Lithuania provoked the European Commission’s (EC) investigation against Gazprom, the Deputy Chairman of the Russian gas monopoly’s Board Alexander Medvedev said. “Lithuania, which is one of the provocateurs of the EC study, does not understand the parameters of the contract which it wants to consider with Gazprom”, Medvedev said, delfi.lt reports.
“Whereas these issues have been solved for the long term with one of the main gas buyers (in Lithuania – BNS), the company Achema”, Medvedev added.
Medvedev announced that he intended to meet with the EU’s Deputy Competition Commissioner in the nearest future.
The CEO of the enterprise Gazprom Export, controlling the whole exports of Russia’s natural gas, attacked the EC for its “unfair play” and accused the “Brussels regulators” of monopolism.
“There is a saying – the cap burns on the head of a thief. In this case, it should burn on the head of the European Commission too”, Medvedev said.
According to him, Gazprom, which pioneered the reforms on the European market, continues to suffer from being blocked from access to gas pipes, yet it respects the laws of the countries in which it operates.
“I hope that we will be able to resolve the questions that arose through a dialogue with the EC. I plan to meet with the Deputy EU Competition Commissioner in the nearest future and discuss all the issues while looking into his eyes”, Medvedev said.
The EC announced last Tuesday that it had launched an official investigation on whether Gazprom, which accounts for 36 percent of gas supplied to Europe, had used its dominant position in Central and Eastern European markets in breach of the EU’s antitrust rules.

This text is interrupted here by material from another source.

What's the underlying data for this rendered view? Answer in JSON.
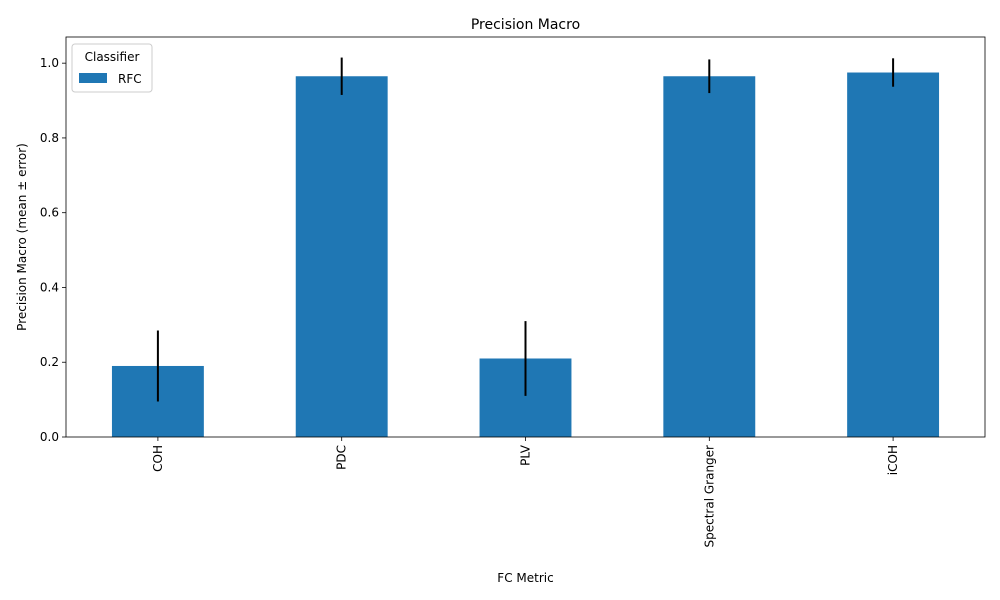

The EC is conducting an investigation on three possible actions by Gazprom, allegedly restricting competition in Central and Eastern Europe. It has been specified that Gazprom might have split the gas market, thus preventing free gas supply through the territory of the EU countries, that it might have hindered the diversification of gas supplies, and might have set unfair costs to customers by linking the costs of natural gas to those of oil.